Op Ed : La santé mentale des fermières a des racines économiques
Charlottetown, PEI
Le ministre de l’agriculture de l’île, Bloyce Thompson, a déclaré la semaine dernière que de plus en plus de fermières de l’île demandent un soutien en matière de santé mentale dans le cadre du programme d’aide aux fermières de l’île. Il a indiqué que le nombre d’appels en 2019 était de 140, et qu’il passerait à 293 en 2020. Le ministre Thompson a déclaré que la traversée d’un été chaud et sec pendant la pandémie de COVID-19 a été difficile pour les fermières.
La Nationale des Fermiers ne sous-estime pas un seul instant l’impact de l’été sec passé, mais nous soutenons que la réalité de la spirale descendante de la santé mentale des fermiers insulaires et canadiens est plus profondément enracinée que dans un été de sécheresse. Les tensions sous-jacentes s’accumulent depuis des décennies. Elles se manifestent aujourd’hui par une réalité brutale : les modèles économiques et agricoles qui ont été vendus et achetés aux fermières comme une voie vers le progrès sont en train d’échouer pour la majorité des exploitations familiales.
Les fermières ont payé le prix des politiciens et bureaucrates fédéraux qui se sont débarrassés de leurs marchés intérieurs dans le cadre d’accords commerciaux. Et ce n’est pas fini. Les Américains, qui ne veulent pas résoudre leurs propres problèmes dans leur industrie laitière, tentent à nouveau de s’emparer d’une plus grande partie du marché intérieur canadien des produits laitiers. Et il est difficile, tout en produisant du lait à perte, de continuer à croire le gouvernement qui affirme soutenir la gestion de l’offre. Les fermières ont vécu la destruction de la Commission canadienne du blé par le gouvernement fédéral, et la liste est encore longue, grâce à l’idéologie néolibérale qui prône le capitalisme de libre marché et la déréglementation au profit d’une petite minorité.
Et puis il y a la théorie des économies d’échelle qui a conduit de nombreux fermiers à la faillite, et d’autres à s’endetter lourdement alors qu’ils travaillent encore plus dur pour produire plus pour moins cher. Il en résulte une augmentation de la richesse des entreprises de transformation, ainsi que la possibilité de dicter à un fermier la manière dont il va cultiver sa récolte et le prix qu’il recevra pour celle-ci. L’exemple de l’Île-du-Prince-Édouard est tellement répandu qu’il n’a même pas besoin d’être nommé.
En vertu du modèle des économies d’échelle, les transformateurs ont largement profité du fait qu’ils obtiennent plus pour moins, et la propriété foncière se concentre de plus en plus entre les mains d’un nombre réduit d’exploitations industrialisées. Pourtant, les coûts pour les fermières continuent de grimper alors que les marges sont de plus en plus étroites.
Le changement climatique est réel et bien qu’il soit dans la nature humaine de lutter contre le changement, nous devons le faire ou rejoindre les espèces en voie de disparition. Ce n’est pas en continuant à faire la même chose que nous serons sauvés.

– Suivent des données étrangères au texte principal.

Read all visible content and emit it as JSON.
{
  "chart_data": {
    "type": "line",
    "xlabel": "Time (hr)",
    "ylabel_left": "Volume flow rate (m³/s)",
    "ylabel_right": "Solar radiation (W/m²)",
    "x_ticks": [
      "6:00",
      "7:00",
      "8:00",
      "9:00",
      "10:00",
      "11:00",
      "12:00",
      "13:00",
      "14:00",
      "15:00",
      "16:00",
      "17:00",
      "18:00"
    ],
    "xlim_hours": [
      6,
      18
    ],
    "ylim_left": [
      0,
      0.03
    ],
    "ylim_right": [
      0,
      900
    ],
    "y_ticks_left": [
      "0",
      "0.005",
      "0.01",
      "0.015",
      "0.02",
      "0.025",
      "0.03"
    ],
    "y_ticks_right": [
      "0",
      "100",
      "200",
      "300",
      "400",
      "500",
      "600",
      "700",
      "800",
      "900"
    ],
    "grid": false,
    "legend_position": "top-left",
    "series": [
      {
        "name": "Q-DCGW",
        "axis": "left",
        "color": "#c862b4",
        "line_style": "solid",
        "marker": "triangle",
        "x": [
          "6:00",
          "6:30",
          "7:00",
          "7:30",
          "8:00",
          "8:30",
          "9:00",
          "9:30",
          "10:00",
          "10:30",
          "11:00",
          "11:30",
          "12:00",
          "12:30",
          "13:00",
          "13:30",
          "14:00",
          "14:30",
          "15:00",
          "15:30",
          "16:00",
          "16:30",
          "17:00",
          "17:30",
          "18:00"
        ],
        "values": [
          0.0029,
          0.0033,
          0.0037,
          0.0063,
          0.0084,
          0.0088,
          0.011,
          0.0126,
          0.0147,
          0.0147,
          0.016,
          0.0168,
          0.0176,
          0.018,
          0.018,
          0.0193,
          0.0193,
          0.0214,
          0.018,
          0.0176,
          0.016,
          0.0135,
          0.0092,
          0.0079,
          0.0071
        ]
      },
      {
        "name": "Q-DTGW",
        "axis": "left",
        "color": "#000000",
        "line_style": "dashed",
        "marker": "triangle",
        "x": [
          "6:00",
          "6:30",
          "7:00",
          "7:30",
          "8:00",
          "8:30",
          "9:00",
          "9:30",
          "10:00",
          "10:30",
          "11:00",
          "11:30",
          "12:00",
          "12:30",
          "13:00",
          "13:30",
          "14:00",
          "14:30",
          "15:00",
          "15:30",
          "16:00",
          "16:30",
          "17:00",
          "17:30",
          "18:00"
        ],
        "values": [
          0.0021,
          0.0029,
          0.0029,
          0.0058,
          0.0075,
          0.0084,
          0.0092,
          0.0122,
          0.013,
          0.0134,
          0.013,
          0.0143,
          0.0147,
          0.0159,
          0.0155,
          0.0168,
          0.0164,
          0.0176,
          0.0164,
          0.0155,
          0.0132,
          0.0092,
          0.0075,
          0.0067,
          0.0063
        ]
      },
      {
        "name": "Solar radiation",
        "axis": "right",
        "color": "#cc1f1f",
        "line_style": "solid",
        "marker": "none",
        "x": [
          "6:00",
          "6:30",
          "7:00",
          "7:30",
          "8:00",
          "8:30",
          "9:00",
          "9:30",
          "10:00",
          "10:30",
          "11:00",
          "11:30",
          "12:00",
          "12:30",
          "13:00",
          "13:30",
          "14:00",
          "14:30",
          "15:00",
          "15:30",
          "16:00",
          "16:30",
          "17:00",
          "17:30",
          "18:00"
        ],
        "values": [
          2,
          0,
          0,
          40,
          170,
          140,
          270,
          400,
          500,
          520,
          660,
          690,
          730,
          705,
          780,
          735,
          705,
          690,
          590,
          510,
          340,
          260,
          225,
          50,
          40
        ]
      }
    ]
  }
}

Oui, la santé mentale des fermières est fragile, et il est bon qu’elles soient nombreuses à demander de l’aide. Ce faisant, ils ont dépassé la croyance selon laquelle leur stress est dû en grande partie à leur échec personnel. Les fermières sont résistantes, mais il arrive un moment où le cœur ne peut plus gouverner et où l’émotion doit être remplacée par la logique selon laquelle le système dans lequel les aliments sont produits dans ce pays est de plus en plus brisé et injuste chaque jour qui passe. Les fermières doivent s’unir pour éclairer leur propre avenir.
Les fermières de l’Île-du-Prince-Édouard et du Canada ont besoin de bien plus de la part de nos gouvernements et de nos organisations agricoles que de se faire dire que c’est une bonne chose de demander de l’aide. Nous avons besoin d’un véritable leadership et d’une réflexion prospective qui comprennent la valeur d’un pays capable de se nourrir lui-même, et que la production d’aliments de bonne qualité nutritionnelle et abordables appartient aux exploitations agricoles familiales, et non aux fonds d’investissement, aux entreprises de transformation avides de contrôle, ou au 1% qui s’enrichit grâce à des politiques gouvernementales qui leur permettent de se soustraire à leurs obligations en matière de partage des ressources et de construction d’une société inclusive pour tout le monde.